Photobacterium damselae subsp. piscicida

Scientific classification
- Domain: Bacteria
- Kingdom: Pseudomonadati
- Phylum: Pseudomonadota
- Class: Gammaproteobacteria
- Order: Vibrionales
- Family: Vibrionaceae
- Genus: Photobacterium
- Species: P. damselae
- Subspecies: P. d. subsp. piscicida
- Trinomial name: Photobacterium damselae subsp. piscicida (ex Janssen and Surgalla 1968) Gauthier et al. 1995

= Photobacterium damselae subsp. piscicida =

Subspecies of bacterium

Photobacterium damselae subsp. piscicida (previously known as Pasteurella piscicida) is a gram-negative rod-shaped bacterium that causes disease in fish.

== Hosts ==
Hosts of Photobacterium damselae subsp. piscicida include:
- Barramundi/Asian sea bass (Lates calcarifer)

==Disease==
Pasteurellosis is also described as photobacteriosis (due to the change in the taxonomic position), caused by this halophilic bacterium. It was first isolated in mortalities occurring in natural populations of white perch (Morone americana) and striped bass (M. saxatilis) in 1963 in Chesapeake Bay, USA (Snieszko et al., 1964). Since 1969, this disease has been one of the most important in Japan, affecting mainly yellowtail (Seriola quinqueradiata) (Kusuda & Yamaoka, 1972). From 1990 it has caused economic losses in different European countries including France (Baudin-Laurencin et al., 1991), Italy (Ceschia et al., 1991), Spain (Toranzo et al., 1991), Greece (Bakopoulos et al., 1995), Turkey (Canand et al., 1996), Portugal (Baptista et al., 1996) and Malta (Bakopoulos et al., 1997). Gilthead sea bream (Sparus aurata), seabass (Dicentrarchus labrax) and sole (Solea spp.) are the most affected species in Europe Mediterranean countries, as well as hybrid striped bass (M. saxatilis x M. chrysops) in the USA. However, the natural hosts of the pathogen are a wide variety of marine fish (Romalde & Magariños, 1997).
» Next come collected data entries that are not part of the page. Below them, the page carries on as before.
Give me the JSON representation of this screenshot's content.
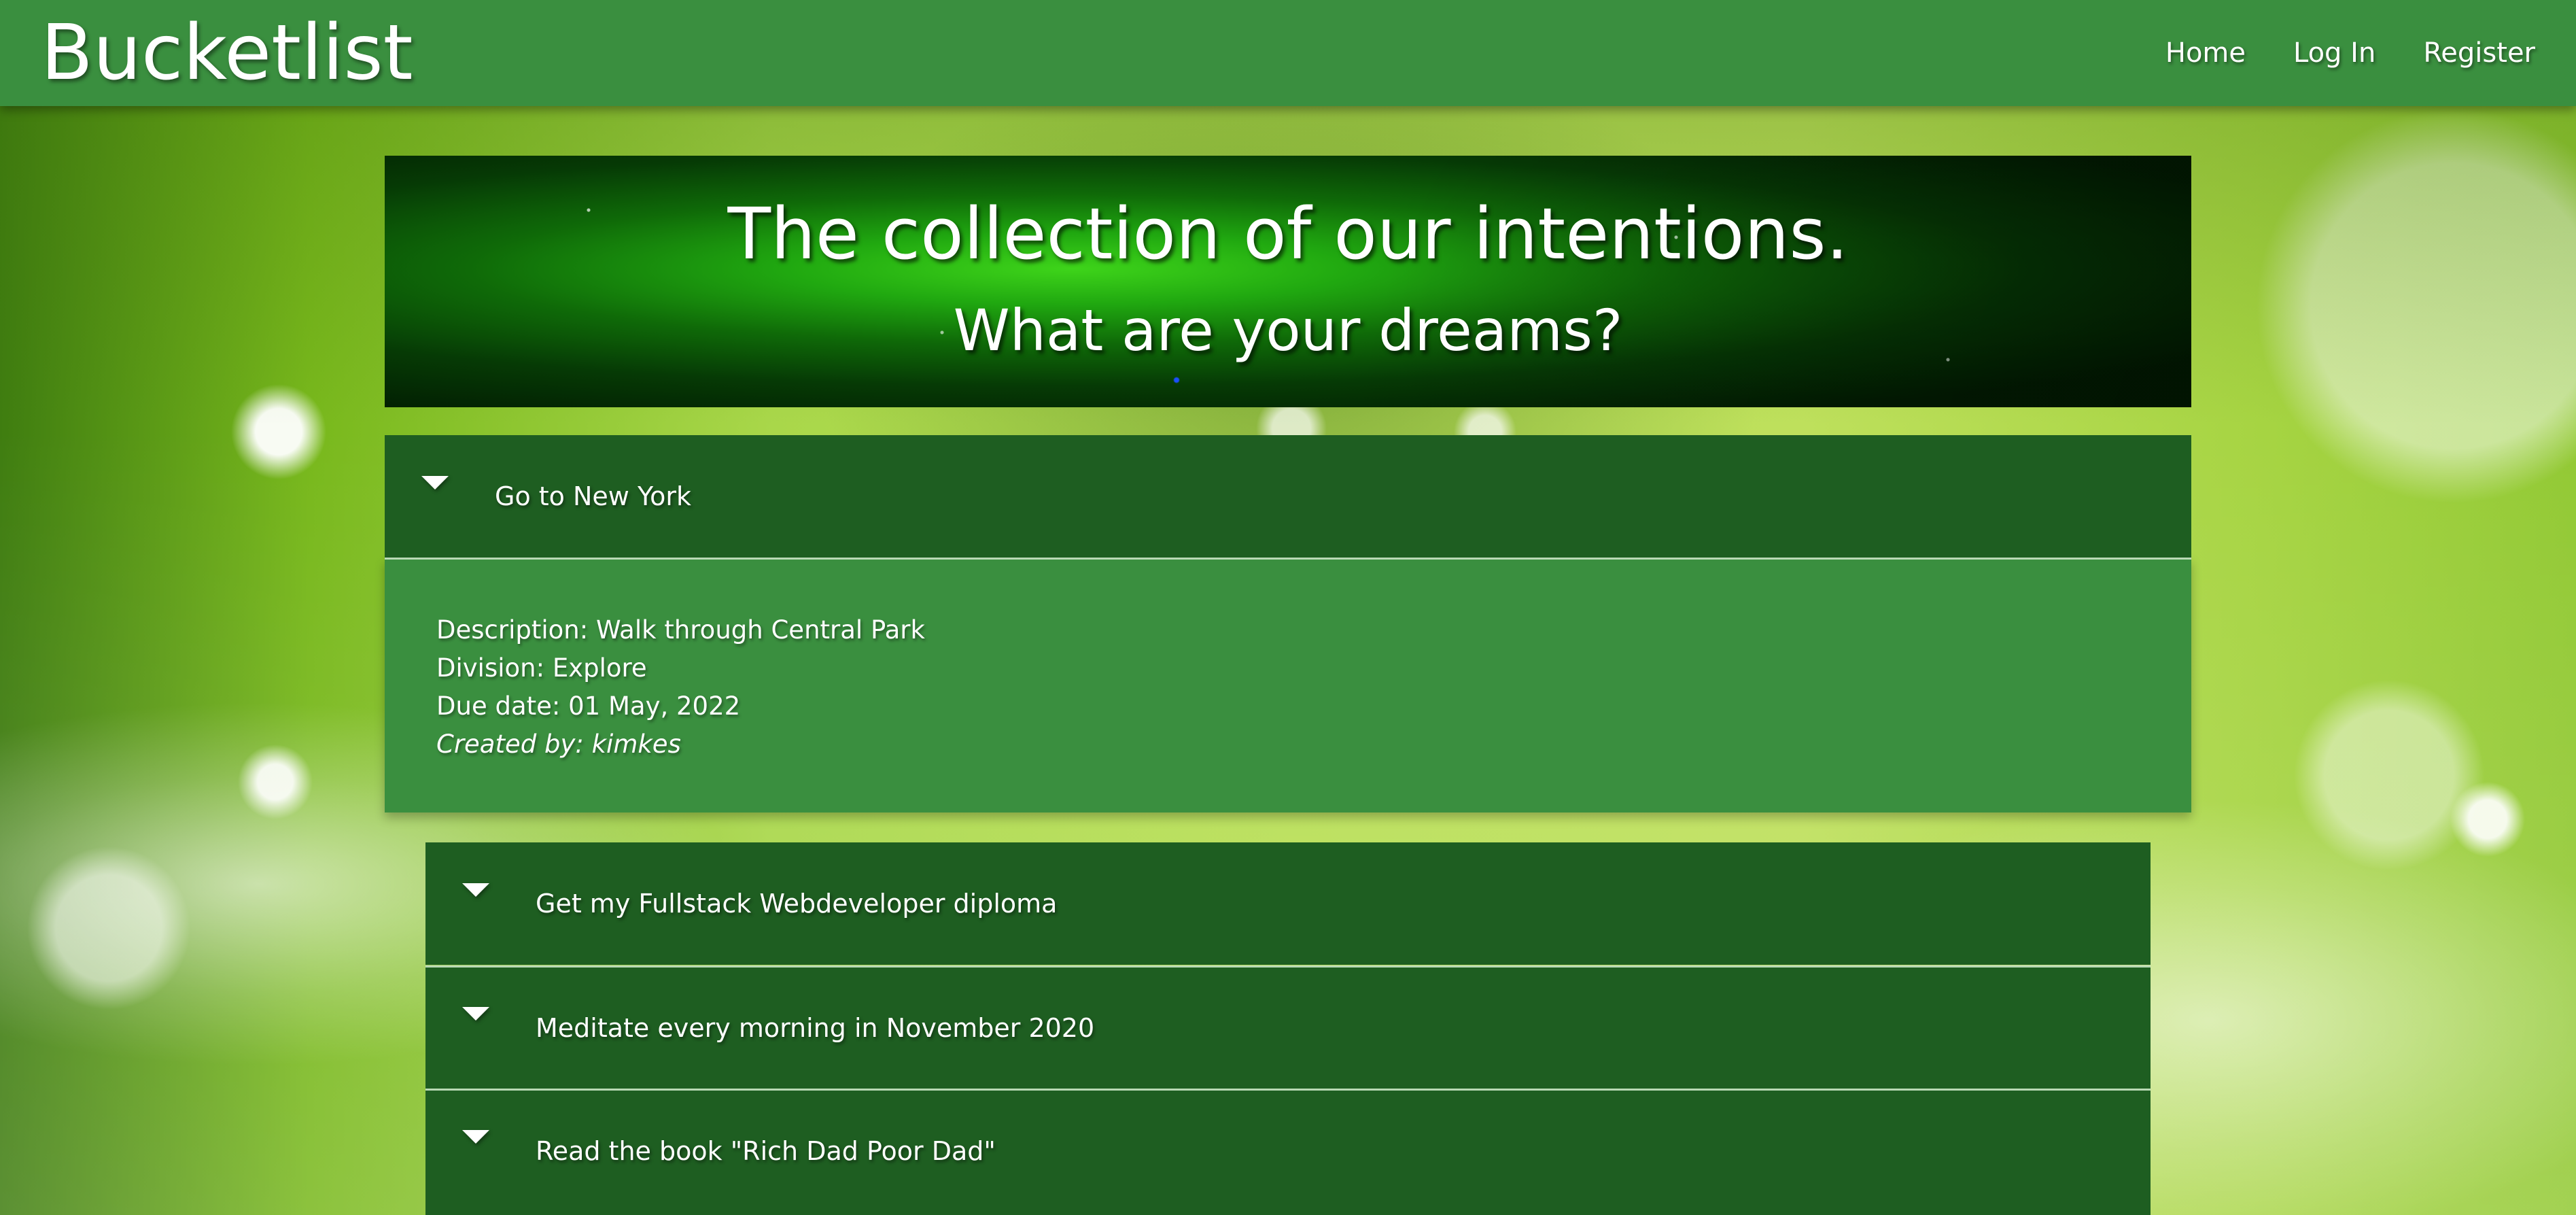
{
  "navbar": {
    "brand": "Bucketlist",
    "links": [
      "Home",
      "Log In",
      "Register"
    ]
  },
  "hero": {
    "title": "The collection of our intentions.",
    "subtitle": "What are your dreams?"
  },
  "items": [
    {
      "title": "Go to New York",
      "expanded": true,
      "description_label": "Description:",
      "description": "Walk through Central Park",
      "division_label": "Division:",
      "division": "Explore",
      "due_label": "Due date:",
      "due": "01 May, 2022",
      "created_label": "Created by:",
      "created_by": "kimkes"
    },
    {
      "title": "Get my Fullstack Webdeveloper diploma",
      "expanded": false
    },
    {
      "title": "Meditate every morning in November 2020",
      "expanded": false
    },
    {
      "title": "Read the book \"Rich Dad Poor Dad\"",
      "expanded": false
    }
  ],
  "colors": {
    "navbar": "#3a8f3f",
    "item_header": "#1e5e21",
    "item_body": "#3a8f3f",
    "text": "#ffffff"
  },
  "icons": {
    "expand": "caret-down-icon"
  }
}
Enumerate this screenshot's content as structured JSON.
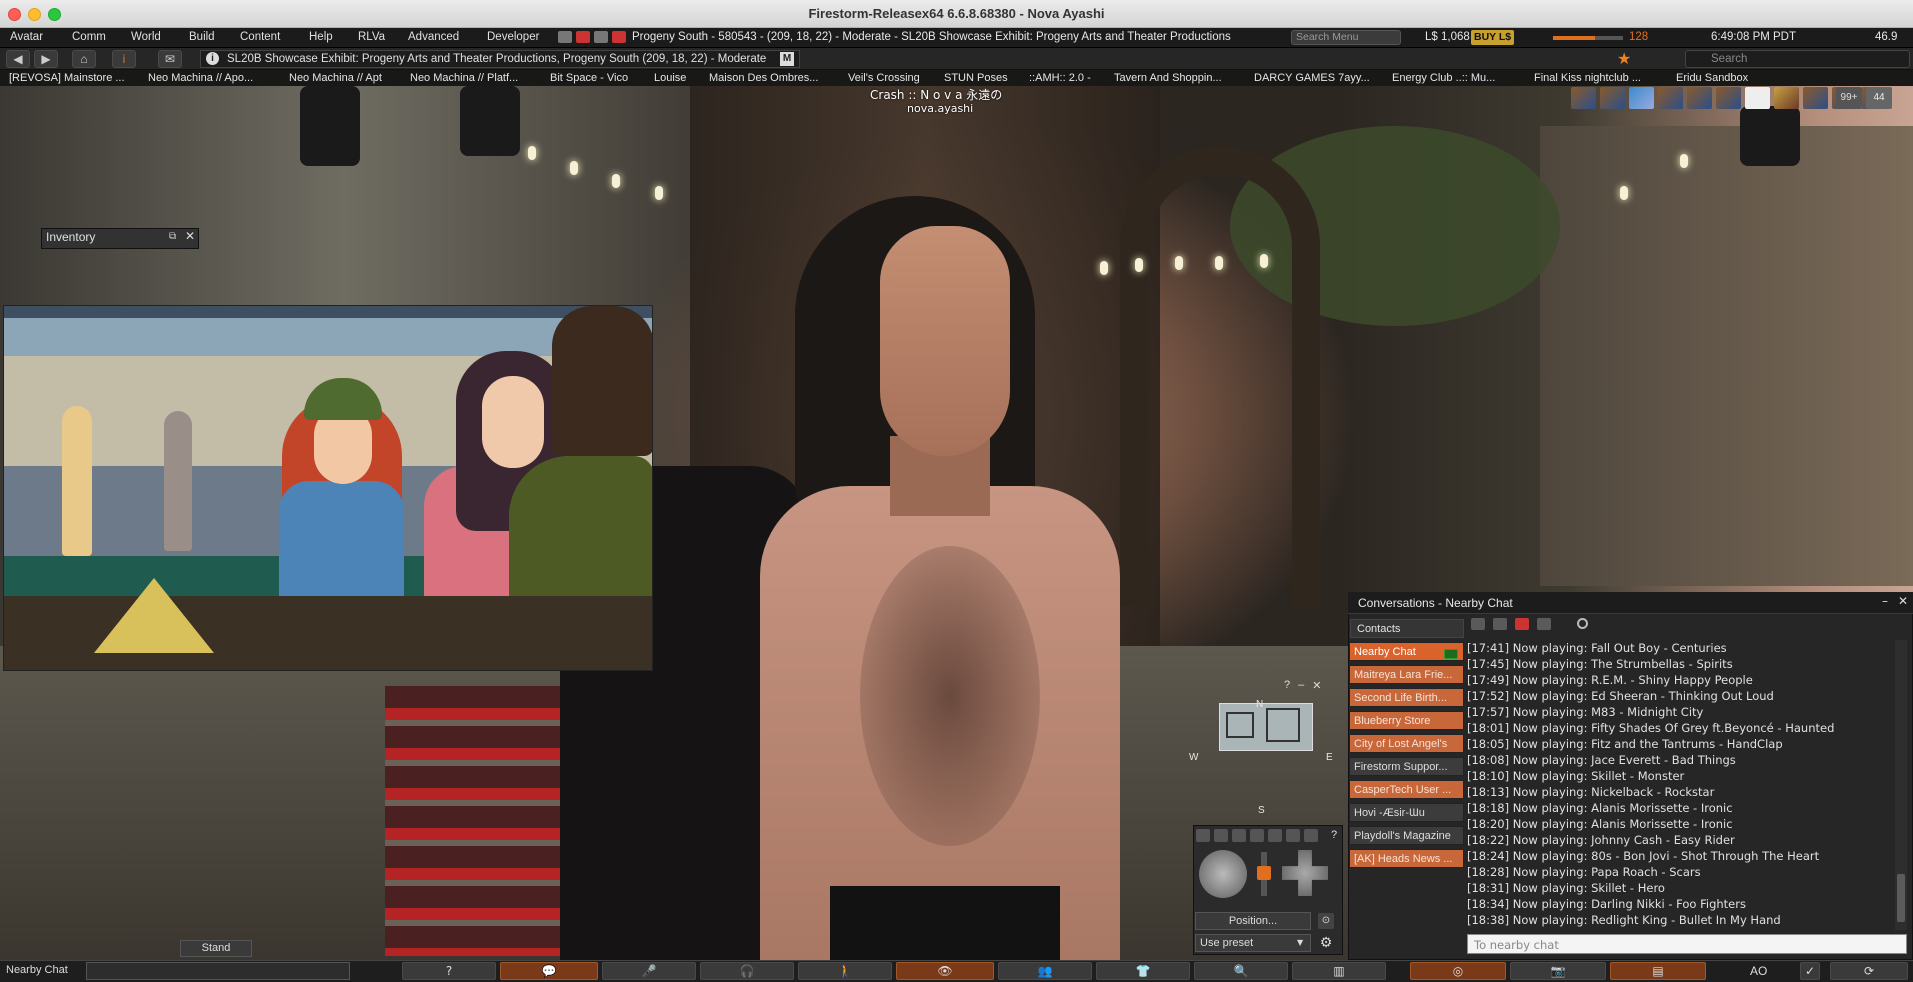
{
  "window": {
    "title": "Firestorm-Releasex64 6.6.8.68380 - Nova Ayashi"
  },
  "menu_bar": {
    "items": [
      "Avatar",
      "Comm",
      "World",
      "Build",
      "Content",
      "Help",
      "RLVa",
      "Advanced",
      "Developer"
    ],
    "location": "Progeny South - 580543 - (209, 18, 22) - Moderate - SL20B Showcase Exhibit: Progeny Arts and Theater Productions",
    "search_placeholder": "Search Menu",
    "balance": "L$ 1,068",
    "buy_label": "BUY L$",
    "bandwidth_value": "128",
    "bandwidth_fraction": 0.6,
    "clock": "6:49:08 PM PDT",
    "fps": "46.9"
  },
  "nav_bar": {
    "address": "SL20B Showcase Exhibit: Progeny Arts and Theater Productions, Progeny South (209, 18, 22) - Moderate",
    "maturity": "M",
    "search_placeholder": "Search"
  },
  "favorites": [
    "[REVOSA] Mainstore ...",
    "Neo Machina // Apo...",
    "Neo Machina // Apt",
    "Neo Machina // Platf...",
    "Bit Space - Vico",
    "Louise",
    "Maison Des Ombres...",
    "Veil's Crossing",
    "STUN Poses",
    "::AMH:: 2.0 -",
    "Tavern And Shoppin...",
    "DARCY GAMES 7ayy...",
    "Energy Club ..:: Mu...",
    "Final Kiss nightclub ...",
    "Eridu Sandbox"
  ],
  "nametag": {
    "line1": "Crash :: N o v a 永遠の",
    "line2": "nova.ayashi"
  },
  "toolbar_badges": {
    "count1": "99+",
    "count2": "44"
  },
  "inventory": {
    "title": "Inventory"
  },
  "minimap": {
    "north": "N",
    "west": "W",
    "east": "E",
    "south": "S",
    "help": "?",
    "minimize": "–",
    "close": "✕"
  },
  "camera": {
    "help": "?",
    "position_label": "Position...",
    "preset_value": "Use preset"
  },
  "conversations": {
    "title": "Conversations - Nearby Chat",
    "contacts_label": "Contacts",
    "tabs": [
      {
        "label": "Nearby Chat",
        "style": "active"
      },
      {
        "label": "Maitreya Lara Frie...",
        "style": "orange"
      },
      {
        "label": "Second Life Birth...",
        "style": "orange"
      },
      {
        "label": "Blueberry Store",
        "style": "orange"
      },
      {
        "label": "City of Lost Angel's",
        "style": "orange"
      },
      {
        "label": "Firestorm Suppor...",
        "style": "grey"
      },
      {
        "label": "CasperTech User ...",
        "style": "orange"
      },
      {
        "label": "Hovi -Æsir-Ɯu",
        "style": "grey"
      },
      {
        "label": "Playdoll's Magazine",
        "style": "grey"
      },
      {
        "label": "[AK] Heads News ...",
        "style": "orange"
      }
    ],
    "messages": [
      "[17:41] Now playing: Fall Out Boy - Centuries",
      "[17:45] Now playing: The Strumbellas - Spirits",
      "[17:49] Now playing: R.E.M. - Shiny Happy People",
      "[17:52] Now playing: Ed Sheeran - Thinking Out Loud",
      "[17:57] Now playing: M83 - Midnight City",
      "[18:01] Now playing: Fifty Shades Of Grey ft.Beyoncé - Haunted",
      "[18:05] Now playing: Fitz and the Tantrums - HandClap",
      "[18:08] Now playing: Jace Everett - Bad Things",
      "[18:10] Now playing: Skillet - Monster",
      "[18:13] Now playing: Nickelback - Rockstar",
      "[18:18] Now playing: Alanis Morissette - Ironic",
      "[18:20] Now playing: Alanis Morissette - Ironic",
      "[18:22] Now playing: Johnny Cash - Easy Rider",
      "[18:24] Now playing: 80s - Bon Jovi - Shot Through The Heart",
      "[18:28] Now playing: Papa Roach - Scars",
      "[18:31] Now playing: Skillet - Hero",
      "[18:34] Now playing: Darling Nikki - Foo Fighters",
      "[18:38] Now playing: Redlight King - Bullet In My Hand"
    ],
    "input_placeholder": "To nearby chat"
  },
  "stand_label": "Stand",
  "bottom_bar": {
    "nearby_label": "Nearby Chat",
    "ao_label": "AO"
  },
  "colors": {
    "accent": "#d9632b",
    "tab_orange": "#c8673a",
    "menu_bg": "#1b1b1b"
  }
}
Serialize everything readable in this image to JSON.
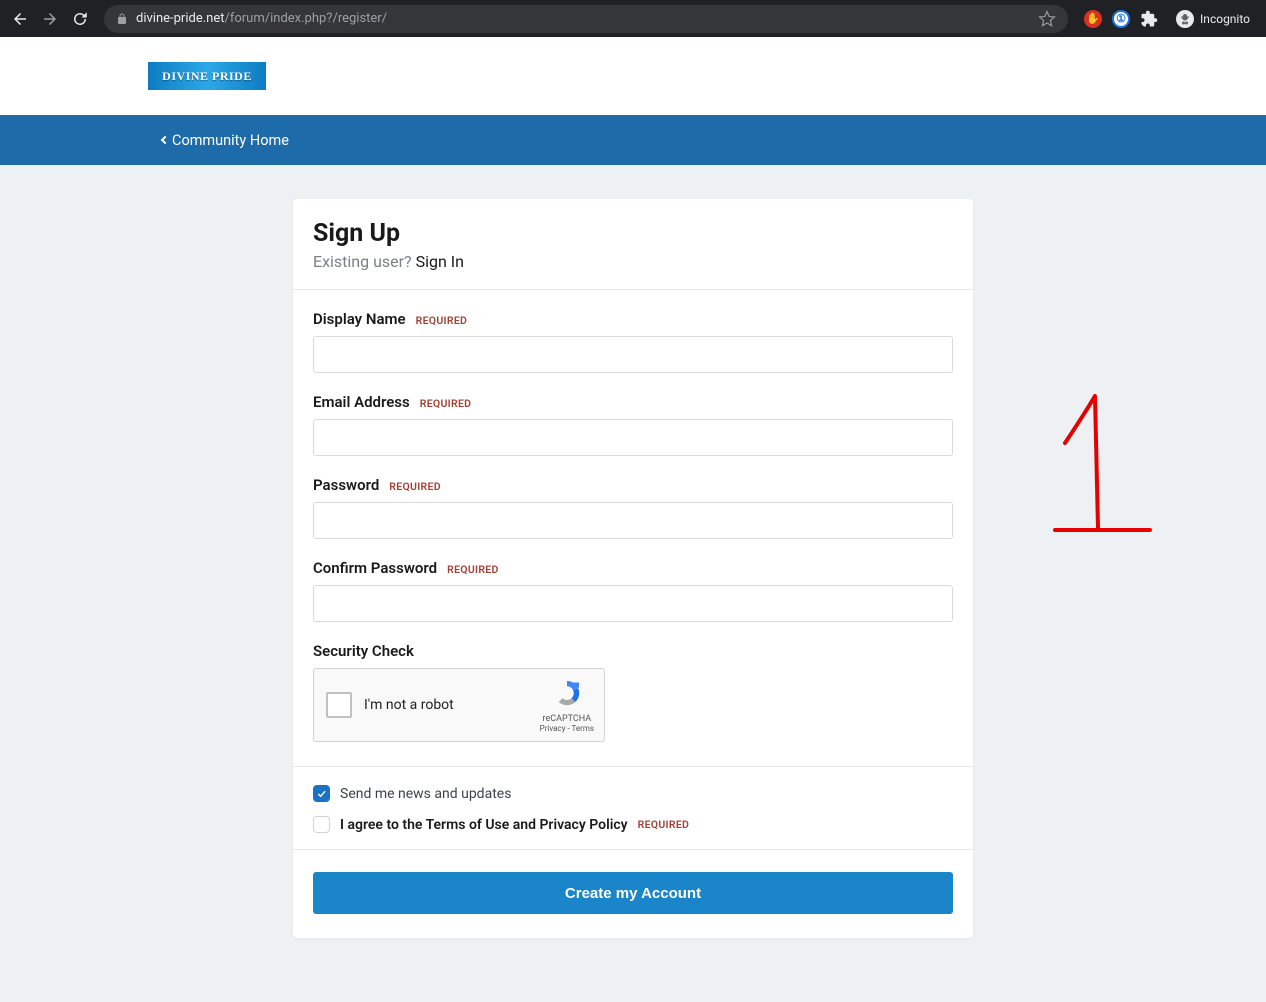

This pathology is temperature dependent and occurs usually when water temperatures rise above 18-20 °C. Below this temperature, fish can harbour the pathogen as subclinical infection and become carriers for long time periods (Romalde, 2002).

==Symptoms==
Pastereullosis is also known as pseudotubercullosis because it is characterized by the presence, in the chronic form of the disease, of creamy-white granulomatous nodules or whitish tubercules in several internal organs, composed of masses of bacterial cells, epithelial cells, and fibroblasts. The nodules are most prominent in internal viscera, particularly kidney and spleen, and the infection is accompanied by widespread internal necrosis (Evelyn, 1996; Romalde, 2002; Barnes et al., 2005). Anorexia with darkening of the skin as well as focused necrosis of the gills are the only external clinical signs often observed. These lesions are generally missing in the acute form. The disease is difficult to eradicate with antibiotic treatments, and there is evidence that carriers under stressful conditions could suffer from reinfection (Le Breton, 1999).

==Identification==

API 20E profile of Photobacterium damselae ssp. piscicida

Morphologically, the bacteria is a rod shaped cell, with no motility. Gram negative, with bipolar staining. The presumptive identification of the pathogen is based on standard biochemical tests. In addition, although Ph. damselae subsp. piscicida is not included in the API-20E code index, this miniaturised system can also be useful for its identification, since all strains display the same profile (2005004). Slide agglutination testing using specific antiserum is needed for a confirmative identification of the microorganism (Romalde, 2002).

==Virulence==
The virulence of the pathogen implies the production of polysaccharide capsular layer, and extracellular products, and is also depending on iron availability (Lopez-Doriga et al., 2000). The bacteria spreads via infected phagocytes, mainly macrophages. This spread can be rapid, and lethal effects may occur within a few days of challenge, affecting tissues containing large numbers of the pathogens (Evelyn, 1996).